For reasons unknown, we’ve come to fear awkwardness above all things. So, if it’s a complicated situation, gather some equally weird friends and use fresh imaginations on the best ways to reconnect with those who are floundering.
- Wrestle with prayer, not people
Epaphras was “always wrestling in prayer” for his fellow brothers and sisters. Undoubtedly, before seeking out Paul he had approached them with truth to combat the lies they were being fed by the false teachers. We don’t know how these conversations played out but from personal experience, people are often happier in their delusions and do not always welcome being brought back to reality.
Depending on the depth of the deception, simple reasoning may no longer be an option. God alone can change hearts and minds so fighting the thing out with the individual at great cost to the relationship and our own well-being is futile. It’s in these times that we speak our peace and surround ourselves with co-laborers who will wrestle alongside us in prayer believing that God will hear and act.
- Keep receipts
Paul “vouched” that Epaphras was working hard not only for the Colossians but for those in the neighboring areas as well. He kept receipts on what he’d witnessed of his co-laborers and presented them readily to any who may question their motives. It was his great joy to commend others for the sake of the Gospel.

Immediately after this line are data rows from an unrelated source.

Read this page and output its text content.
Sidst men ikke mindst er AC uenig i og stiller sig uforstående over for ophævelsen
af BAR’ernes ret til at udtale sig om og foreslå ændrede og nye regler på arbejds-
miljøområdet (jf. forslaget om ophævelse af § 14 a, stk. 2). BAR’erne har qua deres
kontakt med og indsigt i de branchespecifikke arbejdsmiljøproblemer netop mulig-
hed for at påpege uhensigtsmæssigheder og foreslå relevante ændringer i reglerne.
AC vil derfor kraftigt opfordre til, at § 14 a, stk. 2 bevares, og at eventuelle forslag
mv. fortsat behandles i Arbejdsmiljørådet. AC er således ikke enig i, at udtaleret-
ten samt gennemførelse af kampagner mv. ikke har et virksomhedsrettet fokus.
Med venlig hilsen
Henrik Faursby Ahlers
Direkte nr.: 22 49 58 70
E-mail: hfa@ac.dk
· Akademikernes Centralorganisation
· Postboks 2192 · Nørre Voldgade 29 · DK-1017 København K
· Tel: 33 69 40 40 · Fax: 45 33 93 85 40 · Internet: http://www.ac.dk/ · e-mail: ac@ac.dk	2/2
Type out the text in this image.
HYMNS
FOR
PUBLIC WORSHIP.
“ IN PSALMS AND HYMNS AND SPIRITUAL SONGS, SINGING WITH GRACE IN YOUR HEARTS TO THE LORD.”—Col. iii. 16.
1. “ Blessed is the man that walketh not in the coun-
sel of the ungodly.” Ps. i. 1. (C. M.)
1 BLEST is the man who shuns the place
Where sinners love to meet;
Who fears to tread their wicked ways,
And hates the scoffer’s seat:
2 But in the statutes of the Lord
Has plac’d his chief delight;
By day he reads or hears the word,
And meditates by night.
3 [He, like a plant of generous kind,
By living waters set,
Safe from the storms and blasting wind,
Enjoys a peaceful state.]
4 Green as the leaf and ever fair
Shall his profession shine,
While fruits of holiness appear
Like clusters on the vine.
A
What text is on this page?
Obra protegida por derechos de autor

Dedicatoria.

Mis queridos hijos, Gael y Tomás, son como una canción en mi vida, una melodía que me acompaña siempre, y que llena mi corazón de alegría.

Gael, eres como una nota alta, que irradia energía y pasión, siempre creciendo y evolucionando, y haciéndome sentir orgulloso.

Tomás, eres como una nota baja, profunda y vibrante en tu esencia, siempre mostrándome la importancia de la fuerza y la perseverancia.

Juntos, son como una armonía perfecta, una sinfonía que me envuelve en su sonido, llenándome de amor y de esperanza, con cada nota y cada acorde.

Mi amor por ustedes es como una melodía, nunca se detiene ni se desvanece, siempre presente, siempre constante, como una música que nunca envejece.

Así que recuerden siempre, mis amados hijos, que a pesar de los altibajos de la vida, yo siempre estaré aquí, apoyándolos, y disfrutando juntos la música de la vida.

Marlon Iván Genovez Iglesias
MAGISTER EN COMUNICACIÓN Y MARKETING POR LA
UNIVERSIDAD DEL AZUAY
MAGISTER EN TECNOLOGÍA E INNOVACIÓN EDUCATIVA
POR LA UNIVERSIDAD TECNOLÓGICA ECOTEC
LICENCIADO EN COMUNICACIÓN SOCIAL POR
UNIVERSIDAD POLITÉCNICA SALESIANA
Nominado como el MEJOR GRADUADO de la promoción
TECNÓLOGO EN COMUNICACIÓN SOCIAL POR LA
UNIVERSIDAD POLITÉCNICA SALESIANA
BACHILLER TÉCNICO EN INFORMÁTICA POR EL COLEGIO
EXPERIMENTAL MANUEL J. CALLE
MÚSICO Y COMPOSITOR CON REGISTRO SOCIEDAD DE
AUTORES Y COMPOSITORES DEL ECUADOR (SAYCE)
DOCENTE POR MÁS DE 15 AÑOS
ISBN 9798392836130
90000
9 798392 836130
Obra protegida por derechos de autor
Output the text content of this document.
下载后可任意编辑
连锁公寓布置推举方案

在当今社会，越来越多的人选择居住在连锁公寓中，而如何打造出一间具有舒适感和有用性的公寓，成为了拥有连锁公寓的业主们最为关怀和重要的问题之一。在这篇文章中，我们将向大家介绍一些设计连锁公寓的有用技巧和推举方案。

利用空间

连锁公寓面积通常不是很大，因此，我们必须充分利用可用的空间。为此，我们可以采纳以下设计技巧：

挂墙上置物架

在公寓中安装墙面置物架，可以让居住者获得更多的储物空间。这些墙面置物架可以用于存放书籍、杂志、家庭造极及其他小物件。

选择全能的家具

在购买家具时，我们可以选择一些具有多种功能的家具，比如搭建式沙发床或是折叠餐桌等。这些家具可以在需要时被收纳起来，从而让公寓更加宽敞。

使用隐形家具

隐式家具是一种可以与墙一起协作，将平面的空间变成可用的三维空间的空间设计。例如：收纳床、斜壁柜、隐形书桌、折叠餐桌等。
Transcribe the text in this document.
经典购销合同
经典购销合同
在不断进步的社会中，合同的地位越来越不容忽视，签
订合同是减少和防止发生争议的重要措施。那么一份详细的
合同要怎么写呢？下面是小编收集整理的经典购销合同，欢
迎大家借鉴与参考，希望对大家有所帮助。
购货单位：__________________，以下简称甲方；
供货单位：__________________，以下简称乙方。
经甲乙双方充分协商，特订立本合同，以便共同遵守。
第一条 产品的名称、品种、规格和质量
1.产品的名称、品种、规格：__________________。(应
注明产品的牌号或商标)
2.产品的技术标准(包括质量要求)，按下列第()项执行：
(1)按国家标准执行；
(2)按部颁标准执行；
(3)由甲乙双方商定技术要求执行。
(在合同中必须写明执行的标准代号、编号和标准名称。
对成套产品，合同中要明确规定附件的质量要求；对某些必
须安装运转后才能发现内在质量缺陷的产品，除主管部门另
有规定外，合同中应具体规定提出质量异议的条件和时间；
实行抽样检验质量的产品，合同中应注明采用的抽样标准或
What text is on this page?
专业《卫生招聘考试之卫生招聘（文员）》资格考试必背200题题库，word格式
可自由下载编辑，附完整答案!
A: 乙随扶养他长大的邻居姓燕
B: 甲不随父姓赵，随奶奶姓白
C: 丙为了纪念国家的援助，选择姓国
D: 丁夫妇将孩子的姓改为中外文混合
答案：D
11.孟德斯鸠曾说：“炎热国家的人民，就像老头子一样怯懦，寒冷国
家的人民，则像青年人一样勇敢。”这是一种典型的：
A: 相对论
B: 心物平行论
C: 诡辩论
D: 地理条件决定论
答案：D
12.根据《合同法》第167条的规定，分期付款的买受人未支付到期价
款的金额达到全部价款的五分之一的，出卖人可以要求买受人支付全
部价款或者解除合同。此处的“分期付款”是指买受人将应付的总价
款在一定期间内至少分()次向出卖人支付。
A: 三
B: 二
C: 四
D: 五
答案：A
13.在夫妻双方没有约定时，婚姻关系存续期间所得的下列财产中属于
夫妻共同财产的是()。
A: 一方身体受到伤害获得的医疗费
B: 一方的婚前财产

In a time when people take to social media to gather their own following, it’s increasingly rare to see one deflect the spotlight onto another. Not all interventions have a negative connotation. Some of the most valuable input we can make into someone else’s life may be in their calling instead of their weakness. Be ready to praise others. Point out their giftedness and the ways God is using them. This validation may be just the thing a woman needed to identify how God will use her to invest in the lives of others.
Here are some questions presented in the Bonus Material for this teaching session. I’m interested to hear your thoughts on the subject:
- Have you ever had to take extreme actions to protect the spiritual, and perhaps physical, well-being of someone you love? How did your risks compare to Epaphras’?
- Sometimes, we are the ones who need to be confronted. On a scale of 1 (Don’t judge me) to 10 ( I welcome accountability), how do you rate yourself on willingness to accept wise counsel from church leadership, fellow believers, and/or family members?
- Think of someone whose work is faithful but perhaps unrecognized or unacknowledged. How can you encourage her and/or commend her to others?